つまり天界軍と魔界軍の上層部は協力してミハイルを殺し、お互いの殺し合いをまた再開しようとしているということではないか。天使と悪魔が滅ぼし合おうとすることは血の定めであるが、そのためとはいえ上層部が協力しているとは吐き気がする。
「そんな……上層部同士が協力してるなんてあってはならないことです」
「戦争を再開するためさ」
「殺しあうために話し合うなんて……」
矛盾している気がするが、合理的な真実。下劣で凶暴な悪魔と協力するなんて、上層部の行動が理解できない。それに、ミハイルが戦争を止めさせたかった理由もわからない。

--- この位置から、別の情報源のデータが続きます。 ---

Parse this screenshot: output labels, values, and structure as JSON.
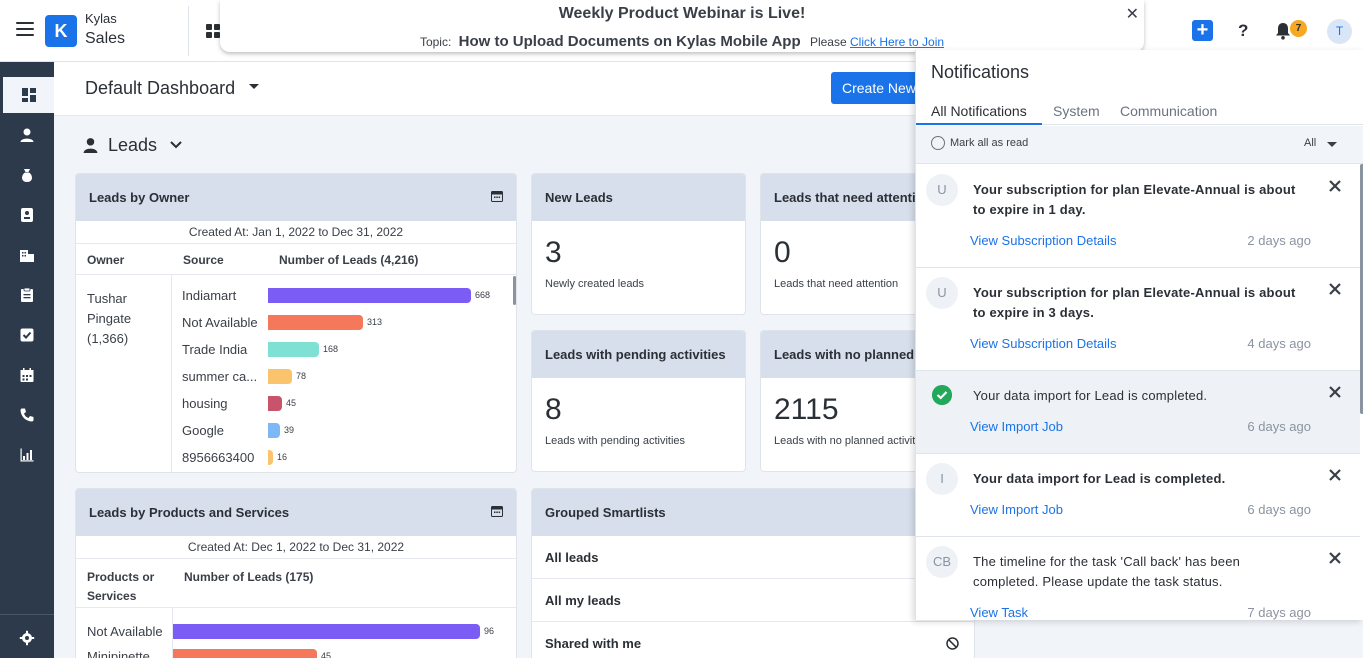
{
  "app": {
    "name": "Kylas",
    "module": "Sales",
    "logo_text": "K"
  },
  "banner": {
    "title": "Weekly Product Webinar is Live!",
    "topic_label": "Topic:",
    "topic": "How to Upload Documents on Kylas Mobile App",
    "please": "Please",
    "link": "Click Here to Join"
  },
  "topbar": {
    "notification_count": "7",
    "avatar_initial": "T"
  },
  "dashboard": {
    "title": "Default Dashboard",
    "create_button": "Create New",
    "entity": "Leads"
  },
  "leads_by_owner": {
    "title": "Leads by Owner",
    "created_at": "Created At: Jan 1, 2022 to Dec 31, 2022",
    "columns": [
      "Owner",
      "Source",
      "Number of Leads (4,216)"
    ],
    "owner": "Tushar\nPingate\n(1,366)",
    "owner_lines": [
      "Tushar",
      "Pingate",
      "(1,366)"
    ],
    "rows": [
      {
        "source": "Indiamart",
        "value": 668,
        "color": "#7b5cf5"
      },
      {
        "source": "Not Available",
        "value": 313,
        "color": "#f5785b"
      },
      {
        "source": "Trade India",
        "value": 168,
        "color": "#7fe0d4"
      },
      {
        "source": "summer ca...",
        "value": 78,
        "color": "#f9c46b"
      },
      {
        "source": "housing",
        "value": 45,
        "color": "#c7546a"
      },
      {
        "source": "Google",
        "value": 39,
        "color": "#7cb8f5"
      },
      {
        "source": "8956663400",
        "value": 16,
        "color": "#f9c46b"
      }
    ]
  },
  "leads_by_products": {
    "title": "Leads by Products and Services",
    "created_at": "Created At: Dec 1, 2022 to Dec 31, 2022",
    "col1": "Products or\nServices",
    "col1_lines": [
      "Products or",
      "Services"
    ],
    "col2": "Number of Leads (175)",
    "rows": [
      {
        "label": "Not Available",
        "value": 96,
        "color": "#7b5cf5"
      },
      {
        "label": "Minipinette",
        "value": 45,
        "color": "#f5785b"
      }
    ]
  },
  "metrics": [
    {
      "title": "New Leads",
      "value": "3",
      "sub": "Newly created leads"
    },
    {
      "title": "Leads that need attention",
      "value": "0",
      "sub": "Leads that need attention"
    },
    {
      "title": "Leads with pending activities",
      "value": "8",
      "sub": "Leads with pending activities"
    },
    {
      "title": "Leads with no planned activities",
      "value": "2115",
      "sub": "Leads with no planned activities"
    }
  ],
  "smartlists": {
    "title": "Grouped Smartlists",
    "items": [
      "All leads",
      "All my leads",
      "Shared with me"
    ]
  },
  "notifications": {
    "title": "Notifications",
    "tabs": [
      "All Notifications",
      "System",
      "Communication"
    ],
    "mark_all": "Mark all as read",
    "filter": "All",
    "items": [
      {
        "avatar": "U",
        "text": "Your subscription for plan Elevate-Annual is about to expire in 1 day.",
        "link": "View Subscription Details",
        "time": "2 days ago"
      },
      {
        "avatar": "U",
        "text": "Your subscription for plan Elevate-Annual is about to expire in 3 days.",
        "link": "View Subscription Details",
        "time": "4 days ago"
      },
      {
        "avatar": "",
        "text": "Your data import for Lead is completed.",
        "link": "View Import Job",
        "time": "6 days ago"
      },
      {
        "avatar": "I",
        "text": "Your data import for Lead is completed.",
        "link": "View Import Job",
        "time": "6 days ago"
      },
      {
        "avatar": "CB",
        "text": "The timeline for the task 'Call back' has been completed. Please update the task status.",
        "link": "View Task",
        "time": "7 days ago"
      }
    ]
  }
}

「リース大尉、それでは何故ヴィノクール特務曹長にあのような任務が? それほど強い悪魔だということが分かっていたということじゃないですか」
「君は、ヴィノクール特務曹長がどれくらい強いか知っているのかね?」
「え……普通の兵士百人分と聞いていますが?」
それがはっきりした回答ではないことはナターシャも分かっている。しかしその噂くらいしか聞いたことがなかった。
苦笑するリース。
「単純な攻撃力としてはそんなもんだろう。あの日ミハイルがやった大量殺戮程度ならおそらく全力を出せば彼にもできる。しかし彼の強さはそれだけじゃない」
「と、いいますと?」
「例えば……ミハイルは自分の家がある山に〝目隠し〟という術をかけて他者に認識できないようにしている。それを特務曹長は数時間で見破った。魔力や神通力を感じ、その術を読み解く力が非常にある人だ。普通の兵士が何人いたって〝目隠し〟は読み解けないし、優秀な奴でも一日はかかる」
「そうなんですか」
「しかし、そういうのが得意なのは君とて同じだろう」
リースにそう言われ、ナターシャはその大きな目を見開いた。
「どういう意味です?」
「随分上手く自分の神通力の気配を消している。そういう奴は大抵神通力や魔力を感じたり術を読み解いたりするのも上手い。君、本当にただの看護師かね」
「……私のことはどうだっていいでしょう。それより、つまりヴィノクール特務曹長は本当にミハイルを殺すほどの強さがあると判断されて任務が与えられたということなんですか?」
自身のことは隠そうとするナターシャに、僅かな不信感を抱きながらもリースは頷く。
「半分はそうだよ。その時のミハイルの情報だけなら特務曹長が彼を倒せる可能性もあった。無論かなり危険だったし、少しでも情報を得るために実験的に行かせたというのが事実だ」
「半分は? もう半分はなんです?」
「……君のことを教えてくれたら教えよう」
リースはナターシャが明らかに唯の看護師としては強いことを怪訝に思った。彼は神通力や魔力を感じ易い性質の天使だから彼女が神通力の気配を抑えていることがわかったが、これを見破るのは相当難しいだろう。